Harvest and Preserve

  • Citrus are coming on strong. Pick a few days before you use them if you can, they get juicier.
  • Asparagus spears are emerging! Snap or cut them close to the soil surface.
  • Brassicas are still producing the bulk of our winter veg intake: brussel sprouts (delicious roasted with some oil and salt), broccoli, cauliflower and cabbage, kohl rabi and kale.

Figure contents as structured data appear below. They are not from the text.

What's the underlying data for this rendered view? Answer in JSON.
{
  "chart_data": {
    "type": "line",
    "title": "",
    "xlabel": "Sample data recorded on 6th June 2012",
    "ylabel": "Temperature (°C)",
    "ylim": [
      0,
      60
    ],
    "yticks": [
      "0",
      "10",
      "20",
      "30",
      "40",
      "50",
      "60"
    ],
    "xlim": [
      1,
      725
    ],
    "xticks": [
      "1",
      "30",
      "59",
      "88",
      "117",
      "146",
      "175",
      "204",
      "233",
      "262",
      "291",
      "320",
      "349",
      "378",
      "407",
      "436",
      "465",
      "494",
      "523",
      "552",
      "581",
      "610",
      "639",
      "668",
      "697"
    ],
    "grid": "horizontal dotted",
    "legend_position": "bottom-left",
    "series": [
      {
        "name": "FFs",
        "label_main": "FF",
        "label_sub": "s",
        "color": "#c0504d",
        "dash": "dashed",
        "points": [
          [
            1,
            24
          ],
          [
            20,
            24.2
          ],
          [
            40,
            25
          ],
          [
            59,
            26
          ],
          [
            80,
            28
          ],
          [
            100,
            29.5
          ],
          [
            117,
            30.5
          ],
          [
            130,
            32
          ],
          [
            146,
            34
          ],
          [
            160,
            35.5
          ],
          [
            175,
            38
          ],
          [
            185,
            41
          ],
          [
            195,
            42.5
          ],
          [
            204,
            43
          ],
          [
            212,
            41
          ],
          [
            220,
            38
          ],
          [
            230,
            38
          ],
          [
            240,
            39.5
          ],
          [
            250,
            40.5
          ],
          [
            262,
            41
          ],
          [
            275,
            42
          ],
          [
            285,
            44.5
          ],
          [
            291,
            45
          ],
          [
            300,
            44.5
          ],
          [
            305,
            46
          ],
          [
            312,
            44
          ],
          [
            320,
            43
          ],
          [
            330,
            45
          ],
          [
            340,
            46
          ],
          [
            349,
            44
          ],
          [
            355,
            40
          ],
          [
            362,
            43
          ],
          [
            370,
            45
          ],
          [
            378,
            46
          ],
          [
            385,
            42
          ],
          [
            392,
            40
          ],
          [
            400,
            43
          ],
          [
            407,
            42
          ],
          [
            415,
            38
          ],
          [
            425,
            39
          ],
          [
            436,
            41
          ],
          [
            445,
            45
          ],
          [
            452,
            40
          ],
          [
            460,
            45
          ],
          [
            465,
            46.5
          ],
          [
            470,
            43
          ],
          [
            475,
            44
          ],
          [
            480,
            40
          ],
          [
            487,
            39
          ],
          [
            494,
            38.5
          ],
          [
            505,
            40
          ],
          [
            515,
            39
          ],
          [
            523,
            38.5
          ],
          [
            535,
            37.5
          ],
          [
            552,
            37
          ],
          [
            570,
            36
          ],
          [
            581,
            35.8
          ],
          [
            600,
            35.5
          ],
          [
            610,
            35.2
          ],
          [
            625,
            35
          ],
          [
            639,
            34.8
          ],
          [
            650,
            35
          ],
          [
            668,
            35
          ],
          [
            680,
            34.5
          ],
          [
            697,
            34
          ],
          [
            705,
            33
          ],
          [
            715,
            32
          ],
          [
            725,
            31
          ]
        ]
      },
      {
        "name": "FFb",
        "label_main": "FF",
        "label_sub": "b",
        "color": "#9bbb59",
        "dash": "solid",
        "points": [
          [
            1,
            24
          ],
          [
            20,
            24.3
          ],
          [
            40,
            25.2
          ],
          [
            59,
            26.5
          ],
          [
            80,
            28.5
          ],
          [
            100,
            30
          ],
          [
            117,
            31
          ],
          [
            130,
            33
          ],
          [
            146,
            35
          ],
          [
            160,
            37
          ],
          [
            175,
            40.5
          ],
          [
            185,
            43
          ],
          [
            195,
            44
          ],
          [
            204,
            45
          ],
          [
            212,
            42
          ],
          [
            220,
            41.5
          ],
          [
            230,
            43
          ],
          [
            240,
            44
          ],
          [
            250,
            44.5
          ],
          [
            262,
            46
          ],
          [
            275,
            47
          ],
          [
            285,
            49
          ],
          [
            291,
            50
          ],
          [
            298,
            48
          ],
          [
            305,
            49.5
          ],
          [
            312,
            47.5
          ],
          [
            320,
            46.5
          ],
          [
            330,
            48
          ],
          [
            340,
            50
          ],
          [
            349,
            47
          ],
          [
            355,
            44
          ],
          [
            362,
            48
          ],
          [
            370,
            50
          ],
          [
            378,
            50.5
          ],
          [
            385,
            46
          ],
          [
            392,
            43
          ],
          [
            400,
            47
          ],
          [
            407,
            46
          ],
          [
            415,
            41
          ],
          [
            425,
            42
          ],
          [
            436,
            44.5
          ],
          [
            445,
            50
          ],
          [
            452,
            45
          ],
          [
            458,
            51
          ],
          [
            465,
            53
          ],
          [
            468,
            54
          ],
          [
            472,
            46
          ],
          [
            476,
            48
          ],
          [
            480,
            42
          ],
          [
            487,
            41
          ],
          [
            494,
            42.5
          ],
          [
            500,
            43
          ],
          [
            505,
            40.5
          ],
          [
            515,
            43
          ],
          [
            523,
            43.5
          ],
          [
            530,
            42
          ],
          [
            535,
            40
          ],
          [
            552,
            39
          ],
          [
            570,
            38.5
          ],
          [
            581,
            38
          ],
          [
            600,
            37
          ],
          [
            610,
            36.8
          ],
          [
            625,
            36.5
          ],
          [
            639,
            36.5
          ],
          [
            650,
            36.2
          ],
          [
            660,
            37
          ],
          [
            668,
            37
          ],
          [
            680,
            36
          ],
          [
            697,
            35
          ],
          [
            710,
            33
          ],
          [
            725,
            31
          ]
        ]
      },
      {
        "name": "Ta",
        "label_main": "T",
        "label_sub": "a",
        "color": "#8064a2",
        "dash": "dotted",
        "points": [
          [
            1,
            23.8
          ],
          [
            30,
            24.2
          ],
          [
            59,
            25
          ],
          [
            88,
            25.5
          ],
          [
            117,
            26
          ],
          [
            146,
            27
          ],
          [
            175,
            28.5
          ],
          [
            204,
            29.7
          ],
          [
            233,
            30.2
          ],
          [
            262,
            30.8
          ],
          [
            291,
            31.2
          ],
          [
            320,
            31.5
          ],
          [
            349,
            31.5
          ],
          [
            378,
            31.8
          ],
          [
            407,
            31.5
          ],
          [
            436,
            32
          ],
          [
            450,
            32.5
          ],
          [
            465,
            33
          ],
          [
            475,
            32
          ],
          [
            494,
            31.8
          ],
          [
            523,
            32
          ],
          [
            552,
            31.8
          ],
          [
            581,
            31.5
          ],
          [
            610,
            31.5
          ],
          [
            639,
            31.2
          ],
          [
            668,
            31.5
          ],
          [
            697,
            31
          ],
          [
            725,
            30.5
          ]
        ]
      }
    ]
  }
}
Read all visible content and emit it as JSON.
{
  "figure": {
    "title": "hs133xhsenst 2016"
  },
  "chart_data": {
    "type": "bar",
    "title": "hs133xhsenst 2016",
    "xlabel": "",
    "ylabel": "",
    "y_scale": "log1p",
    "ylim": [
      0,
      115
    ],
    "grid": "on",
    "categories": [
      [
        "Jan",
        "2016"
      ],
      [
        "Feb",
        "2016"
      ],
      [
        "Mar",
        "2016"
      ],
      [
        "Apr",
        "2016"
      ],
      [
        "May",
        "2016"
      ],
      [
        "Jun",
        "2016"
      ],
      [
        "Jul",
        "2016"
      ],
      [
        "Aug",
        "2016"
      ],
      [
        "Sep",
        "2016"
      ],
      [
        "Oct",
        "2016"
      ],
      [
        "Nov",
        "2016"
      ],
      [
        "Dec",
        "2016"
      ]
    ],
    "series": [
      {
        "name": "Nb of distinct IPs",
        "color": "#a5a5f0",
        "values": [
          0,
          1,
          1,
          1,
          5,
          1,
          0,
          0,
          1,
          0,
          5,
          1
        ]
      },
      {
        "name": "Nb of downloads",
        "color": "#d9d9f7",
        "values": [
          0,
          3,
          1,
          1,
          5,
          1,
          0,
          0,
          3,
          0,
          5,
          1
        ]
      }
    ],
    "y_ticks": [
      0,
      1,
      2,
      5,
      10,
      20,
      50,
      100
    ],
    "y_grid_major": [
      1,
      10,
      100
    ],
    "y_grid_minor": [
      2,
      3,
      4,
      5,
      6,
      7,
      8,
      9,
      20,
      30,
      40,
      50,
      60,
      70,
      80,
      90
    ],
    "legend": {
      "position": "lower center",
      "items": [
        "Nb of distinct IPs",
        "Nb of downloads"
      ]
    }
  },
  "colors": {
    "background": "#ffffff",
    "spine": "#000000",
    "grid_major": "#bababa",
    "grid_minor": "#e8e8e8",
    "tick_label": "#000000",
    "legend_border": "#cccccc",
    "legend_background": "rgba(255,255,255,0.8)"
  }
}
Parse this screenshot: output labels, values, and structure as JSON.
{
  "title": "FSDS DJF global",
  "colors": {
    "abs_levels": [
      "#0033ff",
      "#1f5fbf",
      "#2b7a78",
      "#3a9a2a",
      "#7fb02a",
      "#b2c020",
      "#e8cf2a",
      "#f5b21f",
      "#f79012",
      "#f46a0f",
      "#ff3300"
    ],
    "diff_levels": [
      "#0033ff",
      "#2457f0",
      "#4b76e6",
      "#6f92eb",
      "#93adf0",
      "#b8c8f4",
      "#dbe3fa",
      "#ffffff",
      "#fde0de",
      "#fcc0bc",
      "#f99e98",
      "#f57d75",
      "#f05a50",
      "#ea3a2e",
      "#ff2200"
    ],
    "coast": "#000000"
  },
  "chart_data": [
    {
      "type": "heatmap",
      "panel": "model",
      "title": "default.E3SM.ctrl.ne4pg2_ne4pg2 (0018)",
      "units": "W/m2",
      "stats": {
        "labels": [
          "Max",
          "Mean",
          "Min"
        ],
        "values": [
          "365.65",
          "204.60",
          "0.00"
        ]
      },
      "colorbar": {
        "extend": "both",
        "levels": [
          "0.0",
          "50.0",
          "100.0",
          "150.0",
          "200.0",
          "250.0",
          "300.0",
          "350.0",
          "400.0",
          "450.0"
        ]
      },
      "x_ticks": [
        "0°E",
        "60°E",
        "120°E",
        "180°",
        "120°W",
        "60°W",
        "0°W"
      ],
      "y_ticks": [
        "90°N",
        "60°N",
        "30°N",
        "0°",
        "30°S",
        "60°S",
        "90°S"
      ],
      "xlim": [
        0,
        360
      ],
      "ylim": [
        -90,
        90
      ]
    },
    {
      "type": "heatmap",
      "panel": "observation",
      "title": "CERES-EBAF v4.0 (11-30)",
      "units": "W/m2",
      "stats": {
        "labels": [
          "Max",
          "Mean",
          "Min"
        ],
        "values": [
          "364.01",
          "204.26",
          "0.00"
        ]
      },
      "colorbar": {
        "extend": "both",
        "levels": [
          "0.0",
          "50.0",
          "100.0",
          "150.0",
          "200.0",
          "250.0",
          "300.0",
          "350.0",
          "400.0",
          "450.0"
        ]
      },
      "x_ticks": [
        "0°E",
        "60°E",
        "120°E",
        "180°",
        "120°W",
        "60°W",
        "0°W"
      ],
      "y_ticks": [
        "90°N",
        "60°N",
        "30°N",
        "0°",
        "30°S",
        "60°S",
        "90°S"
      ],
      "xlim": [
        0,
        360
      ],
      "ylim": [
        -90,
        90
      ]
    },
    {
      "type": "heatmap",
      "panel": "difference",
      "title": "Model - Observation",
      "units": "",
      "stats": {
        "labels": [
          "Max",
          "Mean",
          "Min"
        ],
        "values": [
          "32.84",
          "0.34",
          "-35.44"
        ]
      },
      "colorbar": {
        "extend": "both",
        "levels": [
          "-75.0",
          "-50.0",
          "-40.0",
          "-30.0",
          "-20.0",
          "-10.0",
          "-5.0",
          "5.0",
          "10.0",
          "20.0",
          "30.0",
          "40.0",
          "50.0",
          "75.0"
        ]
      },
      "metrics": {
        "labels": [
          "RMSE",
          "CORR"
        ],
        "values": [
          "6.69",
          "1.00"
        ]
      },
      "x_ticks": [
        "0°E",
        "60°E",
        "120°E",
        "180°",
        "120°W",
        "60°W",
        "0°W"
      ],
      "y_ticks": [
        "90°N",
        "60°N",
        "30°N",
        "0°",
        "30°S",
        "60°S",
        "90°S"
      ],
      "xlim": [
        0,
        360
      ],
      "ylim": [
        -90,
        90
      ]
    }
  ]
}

Permaculture Principles #7: Integrate Rather Than Segregate

We raise meat rabbits and chickens (for eggs) in our suburban backyard, and have a small orchard with apples, plums, and pear trees. Although each of these elements have their own needs, over time we have found ways to integrate them more and more so that one element’s outputs become the next element’s inputs. Here’s how:

  • The rabbits live in a sheltered run with a deep litter of grass hay, which builds up as they are given a fresh ration daily. It catches their wee and poo, and once a month or so we rake it all out and dump it a few metres away in the orchard.
  • The chooks roam the orchard – we have put high netting around the outside to stop them flying out (as they used to do!). They immediately get to work spreading the rabbit litter around. The orchard is on a slope, so after a week or so much of the litter has migrated to the lower section thanks to the constant scratching by the chooks. They eat any grass seeds or germinating seedlings too.
  • The rabbit litter has a second life as an absorption pad for the chook poo – they can poop out up to half a cubic metre a year each! There is a deep layer of mixed hay, chook poo, rabbit poo and worm castings (made in situ) over the whole orchard. If I ever want to round up stray chooks, I just get out the big old three pronged hoe, and start scratching deeply in the litter. Its FULL of worms, and the chooks know it!
  • The chooks occasionally do hygiene duty in the rabbit run, snaffling up spiders and moths, stray rabbit pellets and seeds from the hay. I supervise this now after one curious chook was bitten on the comb by our feistiest rabbit (chook combs bleed like crazy . . . ). The girls also clean up fallen fruit, codling moth larvae, and grass around the fruit trees. Any newly planted trees have a border of rocks around their root zone to protect them from scratching while they establish. The older trees are fine, specially with the deep layer of composting litter on the surface.
  • About twice a year I shovel up the rabbit litter / chook poo catching / compost forming layer from the deepest (lowest) section of the orchard. I barrow this to a compost area in the orchard, or to one in the vegie patch area at the front of the house. Layer it up, water if dry, and we have beautiful compost in a short while.